If you wish to use the HCE (Hangzhou-Changsha Electrocardiogram) dataset, please cite the article titled "SAPTSTA-AnoECG: A PatchTST-based ECG Anomaly Detection Method with Subtractive Attention and Data Augmentation."

Introduction of HCE Dataset

The HCE (Hangzhou-Changsha Electrocardiogram) dataset is a comprehensive electrocardiogram dataset collected by our research team in Changsha, Hunan, and Hangzhou, Zhejiang, China. The data collection protocol required each participant to adopt three distinct postures—standing, sitting, and lying—each maintained for a minimum of 60 seconds. A total of 76 volunteers participated in the ECG signal acquisition, comprising 39 males and 37 females. The participants' ages ranged from 19 to 94 years, encompassing 45 young adults (aged 34 years and below), 26 middle-aged adults (aged 35 to 59 years), and 5 elderly individuals (aged 60 years and above).
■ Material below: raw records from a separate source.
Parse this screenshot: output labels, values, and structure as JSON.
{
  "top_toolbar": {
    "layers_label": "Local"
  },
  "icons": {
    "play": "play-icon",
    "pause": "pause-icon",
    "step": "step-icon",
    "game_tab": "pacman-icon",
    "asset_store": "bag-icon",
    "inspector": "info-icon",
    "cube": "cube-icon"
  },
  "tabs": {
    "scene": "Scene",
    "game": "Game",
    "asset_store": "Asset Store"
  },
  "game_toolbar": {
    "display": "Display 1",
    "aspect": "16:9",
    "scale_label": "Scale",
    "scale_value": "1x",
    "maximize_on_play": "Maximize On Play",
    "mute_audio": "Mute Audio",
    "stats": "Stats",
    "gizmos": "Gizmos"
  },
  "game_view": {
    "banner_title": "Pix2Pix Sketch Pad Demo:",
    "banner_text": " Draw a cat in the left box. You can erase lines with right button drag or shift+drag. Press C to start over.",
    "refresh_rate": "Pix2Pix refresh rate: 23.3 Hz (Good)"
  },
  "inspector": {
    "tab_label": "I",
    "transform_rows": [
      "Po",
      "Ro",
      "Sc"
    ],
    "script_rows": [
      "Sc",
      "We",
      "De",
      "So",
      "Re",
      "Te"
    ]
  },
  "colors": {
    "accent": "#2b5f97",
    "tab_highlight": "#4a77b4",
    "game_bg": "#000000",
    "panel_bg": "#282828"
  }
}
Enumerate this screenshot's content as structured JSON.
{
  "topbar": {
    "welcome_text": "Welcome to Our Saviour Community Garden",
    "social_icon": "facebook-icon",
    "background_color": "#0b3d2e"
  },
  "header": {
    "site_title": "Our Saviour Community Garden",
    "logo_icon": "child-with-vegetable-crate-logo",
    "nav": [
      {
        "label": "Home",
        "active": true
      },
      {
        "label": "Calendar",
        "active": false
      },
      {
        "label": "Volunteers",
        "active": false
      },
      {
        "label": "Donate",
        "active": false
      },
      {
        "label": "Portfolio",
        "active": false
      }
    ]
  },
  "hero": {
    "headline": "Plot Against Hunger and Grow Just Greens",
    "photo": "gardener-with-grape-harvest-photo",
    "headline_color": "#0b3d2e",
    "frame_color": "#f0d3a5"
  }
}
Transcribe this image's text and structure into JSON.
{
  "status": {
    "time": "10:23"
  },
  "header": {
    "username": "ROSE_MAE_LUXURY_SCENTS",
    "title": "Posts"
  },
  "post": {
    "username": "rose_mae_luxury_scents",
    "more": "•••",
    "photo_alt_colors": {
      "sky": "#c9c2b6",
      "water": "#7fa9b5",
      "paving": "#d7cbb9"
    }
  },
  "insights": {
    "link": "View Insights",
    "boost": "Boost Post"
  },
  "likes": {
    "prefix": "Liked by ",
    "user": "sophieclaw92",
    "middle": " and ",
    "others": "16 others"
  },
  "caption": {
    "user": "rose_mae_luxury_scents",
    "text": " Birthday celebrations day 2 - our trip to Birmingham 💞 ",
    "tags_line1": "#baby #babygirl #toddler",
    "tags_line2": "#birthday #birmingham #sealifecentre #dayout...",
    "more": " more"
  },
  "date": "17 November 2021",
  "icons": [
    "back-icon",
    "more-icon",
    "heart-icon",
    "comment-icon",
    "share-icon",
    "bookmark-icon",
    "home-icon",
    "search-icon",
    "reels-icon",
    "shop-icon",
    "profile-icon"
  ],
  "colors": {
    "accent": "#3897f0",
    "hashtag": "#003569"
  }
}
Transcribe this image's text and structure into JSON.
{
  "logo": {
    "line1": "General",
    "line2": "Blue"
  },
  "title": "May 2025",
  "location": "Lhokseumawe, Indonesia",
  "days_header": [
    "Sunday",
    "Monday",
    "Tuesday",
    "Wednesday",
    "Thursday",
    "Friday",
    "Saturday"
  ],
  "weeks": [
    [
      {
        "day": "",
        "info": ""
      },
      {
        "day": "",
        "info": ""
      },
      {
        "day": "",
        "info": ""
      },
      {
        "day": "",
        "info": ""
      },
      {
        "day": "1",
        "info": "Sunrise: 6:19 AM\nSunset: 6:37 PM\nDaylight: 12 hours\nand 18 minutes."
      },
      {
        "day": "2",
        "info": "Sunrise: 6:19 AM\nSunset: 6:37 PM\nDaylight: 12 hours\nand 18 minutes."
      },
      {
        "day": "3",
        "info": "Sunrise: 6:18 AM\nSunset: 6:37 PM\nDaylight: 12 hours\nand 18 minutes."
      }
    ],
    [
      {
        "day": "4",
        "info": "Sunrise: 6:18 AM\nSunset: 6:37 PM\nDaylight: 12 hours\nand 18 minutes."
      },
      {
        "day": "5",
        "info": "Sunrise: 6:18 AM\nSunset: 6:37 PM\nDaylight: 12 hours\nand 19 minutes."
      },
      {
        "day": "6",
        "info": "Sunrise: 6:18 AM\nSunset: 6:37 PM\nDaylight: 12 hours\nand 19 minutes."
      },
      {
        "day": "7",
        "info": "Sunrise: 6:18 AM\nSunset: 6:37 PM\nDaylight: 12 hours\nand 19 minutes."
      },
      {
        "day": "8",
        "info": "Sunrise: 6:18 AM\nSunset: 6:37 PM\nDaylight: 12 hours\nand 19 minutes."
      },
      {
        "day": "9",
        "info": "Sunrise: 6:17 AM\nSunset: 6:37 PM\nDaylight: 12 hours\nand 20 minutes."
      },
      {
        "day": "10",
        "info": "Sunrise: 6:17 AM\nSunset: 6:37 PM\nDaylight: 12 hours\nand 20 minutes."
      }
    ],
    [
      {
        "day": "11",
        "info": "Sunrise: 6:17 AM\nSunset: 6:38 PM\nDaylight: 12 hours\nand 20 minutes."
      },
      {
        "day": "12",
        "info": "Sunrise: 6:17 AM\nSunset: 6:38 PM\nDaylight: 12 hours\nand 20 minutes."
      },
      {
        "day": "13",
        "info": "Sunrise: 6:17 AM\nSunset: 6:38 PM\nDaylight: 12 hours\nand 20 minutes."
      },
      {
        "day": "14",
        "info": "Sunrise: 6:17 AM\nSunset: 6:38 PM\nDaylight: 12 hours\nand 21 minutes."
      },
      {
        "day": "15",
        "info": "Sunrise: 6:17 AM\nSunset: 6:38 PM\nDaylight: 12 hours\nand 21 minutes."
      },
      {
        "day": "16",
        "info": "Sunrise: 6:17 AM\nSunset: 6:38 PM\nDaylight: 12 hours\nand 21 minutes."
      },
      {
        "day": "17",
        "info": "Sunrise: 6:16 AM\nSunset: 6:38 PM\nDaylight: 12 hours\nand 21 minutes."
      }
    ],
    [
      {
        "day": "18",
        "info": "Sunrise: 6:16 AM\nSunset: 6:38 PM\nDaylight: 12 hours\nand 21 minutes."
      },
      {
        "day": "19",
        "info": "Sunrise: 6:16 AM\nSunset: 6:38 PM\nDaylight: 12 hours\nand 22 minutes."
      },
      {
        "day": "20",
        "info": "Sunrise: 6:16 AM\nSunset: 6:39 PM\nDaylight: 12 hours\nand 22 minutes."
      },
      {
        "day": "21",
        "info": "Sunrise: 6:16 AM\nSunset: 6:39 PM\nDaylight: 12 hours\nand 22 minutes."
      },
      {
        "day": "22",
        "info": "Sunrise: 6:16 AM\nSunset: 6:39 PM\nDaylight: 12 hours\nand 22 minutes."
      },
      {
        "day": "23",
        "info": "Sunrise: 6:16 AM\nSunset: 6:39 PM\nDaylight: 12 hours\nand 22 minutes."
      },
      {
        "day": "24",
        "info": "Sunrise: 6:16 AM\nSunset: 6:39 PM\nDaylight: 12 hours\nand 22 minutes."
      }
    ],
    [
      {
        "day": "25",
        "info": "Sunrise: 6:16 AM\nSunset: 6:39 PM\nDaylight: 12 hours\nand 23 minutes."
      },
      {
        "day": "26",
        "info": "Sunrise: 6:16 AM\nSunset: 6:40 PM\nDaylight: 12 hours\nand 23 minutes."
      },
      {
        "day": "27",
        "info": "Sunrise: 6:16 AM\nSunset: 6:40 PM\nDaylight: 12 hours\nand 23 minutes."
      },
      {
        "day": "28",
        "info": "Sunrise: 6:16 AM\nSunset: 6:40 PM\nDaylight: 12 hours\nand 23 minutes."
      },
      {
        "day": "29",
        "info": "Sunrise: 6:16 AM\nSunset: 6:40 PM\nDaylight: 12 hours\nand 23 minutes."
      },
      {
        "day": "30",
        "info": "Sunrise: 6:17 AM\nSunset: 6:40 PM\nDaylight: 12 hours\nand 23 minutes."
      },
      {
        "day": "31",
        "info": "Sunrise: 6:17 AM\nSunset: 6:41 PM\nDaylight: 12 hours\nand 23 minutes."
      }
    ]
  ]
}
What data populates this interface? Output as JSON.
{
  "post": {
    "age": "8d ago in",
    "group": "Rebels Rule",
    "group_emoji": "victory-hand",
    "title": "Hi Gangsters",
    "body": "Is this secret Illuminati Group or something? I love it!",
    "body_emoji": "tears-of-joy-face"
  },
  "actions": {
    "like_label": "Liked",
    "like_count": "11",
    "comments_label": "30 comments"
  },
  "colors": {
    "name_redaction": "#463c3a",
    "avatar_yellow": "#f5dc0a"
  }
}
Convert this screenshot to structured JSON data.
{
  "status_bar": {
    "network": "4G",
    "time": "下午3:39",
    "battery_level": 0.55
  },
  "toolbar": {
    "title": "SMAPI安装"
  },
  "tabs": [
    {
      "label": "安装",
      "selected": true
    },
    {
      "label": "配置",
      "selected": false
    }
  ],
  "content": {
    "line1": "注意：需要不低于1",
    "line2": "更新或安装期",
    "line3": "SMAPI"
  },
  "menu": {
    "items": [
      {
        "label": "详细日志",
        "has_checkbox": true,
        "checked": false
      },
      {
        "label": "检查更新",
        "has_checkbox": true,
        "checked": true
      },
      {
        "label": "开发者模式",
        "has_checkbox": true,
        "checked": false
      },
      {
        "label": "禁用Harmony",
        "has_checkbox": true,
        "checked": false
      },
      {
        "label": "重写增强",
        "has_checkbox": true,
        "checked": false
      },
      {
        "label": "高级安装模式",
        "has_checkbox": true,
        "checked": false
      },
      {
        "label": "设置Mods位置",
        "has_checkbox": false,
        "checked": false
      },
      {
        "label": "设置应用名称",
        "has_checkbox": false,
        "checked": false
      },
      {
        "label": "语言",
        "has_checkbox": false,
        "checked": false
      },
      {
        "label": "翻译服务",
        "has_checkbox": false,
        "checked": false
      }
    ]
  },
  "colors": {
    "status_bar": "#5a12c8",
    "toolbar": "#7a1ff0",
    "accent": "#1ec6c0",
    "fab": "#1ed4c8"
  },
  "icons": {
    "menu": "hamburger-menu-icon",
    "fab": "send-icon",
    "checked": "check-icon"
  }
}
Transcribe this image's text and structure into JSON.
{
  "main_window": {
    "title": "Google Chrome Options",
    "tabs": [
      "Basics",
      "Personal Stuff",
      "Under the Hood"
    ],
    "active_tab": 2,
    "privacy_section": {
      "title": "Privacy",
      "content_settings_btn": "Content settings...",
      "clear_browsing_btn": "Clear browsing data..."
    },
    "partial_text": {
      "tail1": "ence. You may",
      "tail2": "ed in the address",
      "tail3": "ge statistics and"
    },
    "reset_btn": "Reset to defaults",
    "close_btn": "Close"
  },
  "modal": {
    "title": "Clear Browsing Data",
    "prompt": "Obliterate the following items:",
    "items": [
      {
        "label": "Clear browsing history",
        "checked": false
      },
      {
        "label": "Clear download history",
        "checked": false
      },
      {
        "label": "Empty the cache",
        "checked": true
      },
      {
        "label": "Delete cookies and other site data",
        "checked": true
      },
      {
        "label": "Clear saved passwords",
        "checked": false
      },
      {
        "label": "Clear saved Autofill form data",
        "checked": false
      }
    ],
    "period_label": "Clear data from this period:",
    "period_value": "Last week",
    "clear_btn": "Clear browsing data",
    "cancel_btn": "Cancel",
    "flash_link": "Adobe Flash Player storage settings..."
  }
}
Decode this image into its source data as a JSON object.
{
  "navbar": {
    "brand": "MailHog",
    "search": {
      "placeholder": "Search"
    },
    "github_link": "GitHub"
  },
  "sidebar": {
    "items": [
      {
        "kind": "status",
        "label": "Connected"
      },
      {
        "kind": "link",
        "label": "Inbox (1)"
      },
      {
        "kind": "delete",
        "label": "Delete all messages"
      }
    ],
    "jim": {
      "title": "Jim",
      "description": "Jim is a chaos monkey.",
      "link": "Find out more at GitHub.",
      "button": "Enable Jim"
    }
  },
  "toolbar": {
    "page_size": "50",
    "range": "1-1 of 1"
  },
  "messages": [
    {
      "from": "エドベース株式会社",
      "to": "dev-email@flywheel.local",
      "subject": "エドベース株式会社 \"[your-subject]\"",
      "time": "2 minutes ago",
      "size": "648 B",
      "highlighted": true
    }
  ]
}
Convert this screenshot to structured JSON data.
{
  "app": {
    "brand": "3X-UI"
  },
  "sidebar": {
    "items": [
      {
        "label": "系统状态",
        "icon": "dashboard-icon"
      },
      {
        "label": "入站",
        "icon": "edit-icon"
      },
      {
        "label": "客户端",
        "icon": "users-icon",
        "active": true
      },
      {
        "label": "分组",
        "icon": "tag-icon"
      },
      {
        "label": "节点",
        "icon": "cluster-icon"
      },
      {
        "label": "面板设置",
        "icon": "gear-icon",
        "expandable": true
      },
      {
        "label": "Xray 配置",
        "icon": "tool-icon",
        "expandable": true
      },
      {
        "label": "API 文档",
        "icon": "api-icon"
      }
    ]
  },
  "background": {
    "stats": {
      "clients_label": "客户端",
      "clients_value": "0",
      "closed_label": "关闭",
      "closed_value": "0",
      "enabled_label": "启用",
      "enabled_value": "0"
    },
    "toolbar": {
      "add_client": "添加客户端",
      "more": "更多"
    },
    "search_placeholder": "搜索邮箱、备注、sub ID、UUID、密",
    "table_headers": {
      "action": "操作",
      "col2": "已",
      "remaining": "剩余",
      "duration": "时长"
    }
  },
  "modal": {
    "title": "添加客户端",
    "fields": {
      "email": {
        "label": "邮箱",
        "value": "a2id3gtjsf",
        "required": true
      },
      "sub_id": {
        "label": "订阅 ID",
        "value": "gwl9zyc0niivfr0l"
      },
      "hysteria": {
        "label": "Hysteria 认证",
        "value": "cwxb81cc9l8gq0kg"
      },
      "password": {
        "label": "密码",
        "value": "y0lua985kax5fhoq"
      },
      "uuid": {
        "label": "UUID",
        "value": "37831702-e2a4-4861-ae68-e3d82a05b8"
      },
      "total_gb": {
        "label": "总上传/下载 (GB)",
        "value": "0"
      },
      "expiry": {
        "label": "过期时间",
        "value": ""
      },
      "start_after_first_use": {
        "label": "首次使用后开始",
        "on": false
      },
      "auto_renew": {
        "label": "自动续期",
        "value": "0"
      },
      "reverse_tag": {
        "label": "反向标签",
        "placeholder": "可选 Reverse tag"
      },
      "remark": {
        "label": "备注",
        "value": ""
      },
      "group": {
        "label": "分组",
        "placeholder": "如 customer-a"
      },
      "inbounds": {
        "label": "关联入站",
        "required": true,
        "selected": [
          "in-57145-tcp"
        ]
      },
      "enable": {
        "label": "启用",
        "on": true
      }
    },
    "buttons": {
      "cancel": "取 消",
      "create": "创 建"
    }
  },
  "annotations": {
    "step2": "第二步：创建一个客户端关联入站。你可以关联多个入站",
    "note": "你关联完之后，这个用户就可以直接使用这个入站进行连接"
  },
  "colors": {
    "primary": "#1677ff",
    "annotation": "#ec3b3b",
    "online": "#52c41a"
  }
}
We recorded the ECG data produced by each volunteer during the maintenance of each posture, storing these recordings in individual files with a sampling rate of 1000 Hz, resulting in a total of 228 ECG files. After excluding certain invalid files, we retained 215 valid ECG files. The reasons for invalid samples included circuit disconnections, lead misplacements, and program interruptions.

The last 60 seconds of ECG data from each file were divided into six segments, with each segment serving as an individual sample lasting 10 seconds, yielding a total of 1290 ECG samples. These samples were subsequently annotated by cardiology experts, with 16 samples identified as PVC (Premature Ventricular Contractions) and 12 samples classified as RBBB (Right Bundle Branch Block).

The "HCE_processed" folder contains 1,290 10-second, 12-lead ECG samples with a sampling rate of 100 Hz. When reading the samples in Python, you can directly use numpy.load() to obtain an array of size 1000 x 12. The file "HCE_labels.txt" contains the labels for the abnormal samples among these 1,290 samples.